1) For every cyclic polygon, circumscribe a circle and link the constructed arc segments to their respective polygon sides.
2) The area of the polygon is equal to the area of the circumscribed circle minus the arc segments (which have fixed area).
3) The sum of the exterior perimeters of the arc segments is equal to the circumference of the circle.
4) As the vertices are moved, the area changes but the exterior perimeter of the figure does not.
5) Using the result that a circle encompasses the greatest area for a given perimeter, greater than any arbitrary curve with the same perimeter, the configuration of the polygon with attached segments that creates the original circumscribed circle contains the greatest area.
This proves the result for a cyclic polygon. However, it does not apply to non-cyclic polygons and it is not always possible to make a cyclic polygon out of a non-cyclic one. So the proof is still elusive.
21 Mar 07
6 edits
Originally posted by PBE6We need to show that given some set of edge lengths {L(i) | i=0, ... , n-1} you can always construct at least one polygon which is cyclic. This is definitely true for triangles (all triangles are cyclic). It might be possible on that basis to construct an iterative proof like the one you mentionned earlier.
Hmmm, maybe you're right...I was thinking about a square with one of the corners pulled very far out, but if you are allowed to re-arrange the order of the sides then it seems possible. Anyone got a proof that it is?
Edit: just thought of this: Take n vertices and n-1 edges, put them onto the circumference of a circle and scale the circle up or down, keeping all the edge lengths fixed so that the vertices move relative to their angular position on the circle, until you can fit in the last edge. This shows that for a set of edge lengths it is always possible to find a cyclic polygon and is the last bit we need to complete the proof, unless there's another loophole.
21 Mar 07
Originally posted by luskinI just don't see how your posts add anything to this thread. I'm not trying to prove it, I'm just saying.
Yes I know. I'm not trying to prove it. My point was that XanthosNZ(who posed this question in the first place remember) seems to imply that, without the 0.5metre reduction factor, the proof would be trivial. I don't see how that makes any difference to the 'regular polygon conjecture'.
21 Mar 07
Originally posted by PBE6conjecture: Any arbitrary set of n sides, which can form an n-gon, can also form a cyclic n-gon and the circle will be identical regardless of the order in which the sides are arranged.

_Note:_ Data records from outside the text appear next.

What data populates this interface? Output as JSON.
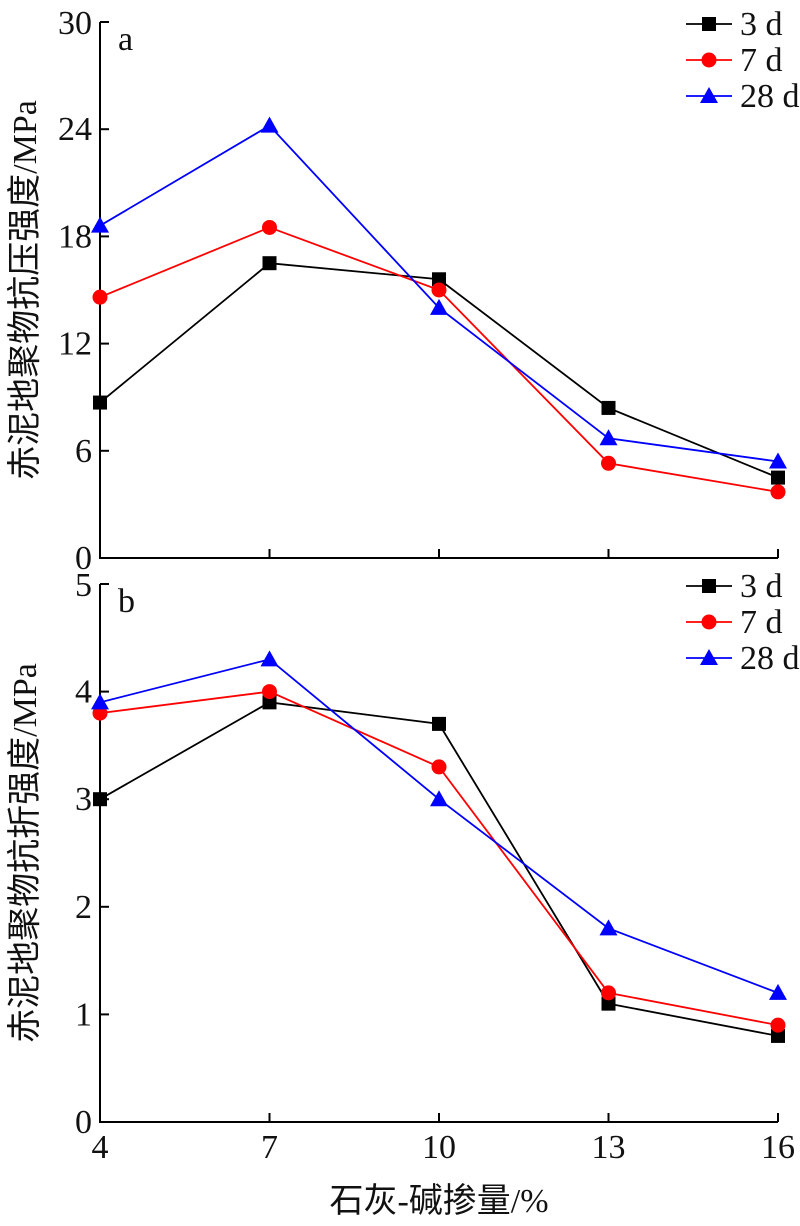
{
  "chart_data": [
    {
      "type": "line",
      "panel_label": "a",
      "ylabel": "赤泥地聚物抗压强度/MPa",
      "xlabel": "",
      "ylim": [
        0,
        30
      ],
      "yticks": [
        0,
        6,
        12,
        18,
        24,
        30
      ],
      "x": [
        4,
        7,
        10,
        13,
        16
      ],
      "series": [
        {
          "name": "3 d",
          "color": "#000000",
          "marker": "square",
          "values": [
            8.7,
            16.5,
            15.6,
            8.4,
            4.5
          ]
        },
        {
          "name": "7 d",
          "color": "#ff0000",
          "marker": "circle",
          "values": [
            14.6,
            18.5,
            15.0,
            5.3,
            3.7
          ]
        },
        {
          "name": "28 d",
          "color": "#0000ff",
          "marker": "triangle",
          "values": [
            18.6,
            24.2,
            14.0,
            6.7,
            5.4
          ]
        }
      ],
      "legend_position": "top-right"
    },
    {
      "type": "line",
      "panel_label": "b",
      "ylabel": "赤泥地聚物抗折强度/MPa",
      "xlabel": "石灰-碱掺量/%",
      "ylim": [
        0,
        5
      ],
      "yticks": [
        0,
        1,
        2,
        3,
        4,
        5
      ],
      "x": [
        4,
        7,
        10,
        13,
        16
      ],
      "xticks": [
        4,
        7,
        10,
        13,
        16
      ],
      "series": [
        {
          "name": "3 d",
          "color": "#000000",
          "marker": "square",
          "values": [
            3.0,
            3.9,
            3.7,
            1.1,
            0.8
          ]
        },
        {
          "name": "7 d",
          "color": "#ff0000",
          "marker": "circle",
          "values": [
            3.8,
            4.0,
            3.3,
            1.2,
            0.9
          ]
        },
        {
          "name": "28 d",
          "color": "#0000ff",
          "marker": "triangle",
          "values": [
            3.9,
            4.3,
            3.0,
            1.8,
            1.2
          ]
        }
      ],
      "legend_position": "top-right"
    }
  ]
}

Hmmm, maybe you're right...I was thinking about a square with one of the corners pulled very far out, but if you are allowed to re-arrange the order of the sides then it seems possible. Anyone got a proof that it is?
21 Mar 07
Originally posted by leisurelyslothJust checked Wikipedia under "cyclic polygons"...apparently any triangle, quadrilateral or simple regular polygon is cyclic, but it's mute on polygons with 5 sides or more (I'm assuming this is because it's not always true for them, but I have no proof).
conjecture: Any arbitrary set of n sides, which can form an n-gon, can also form a cyclic n-gon and the circle will be identical regardless of the order in which the sides are arranged.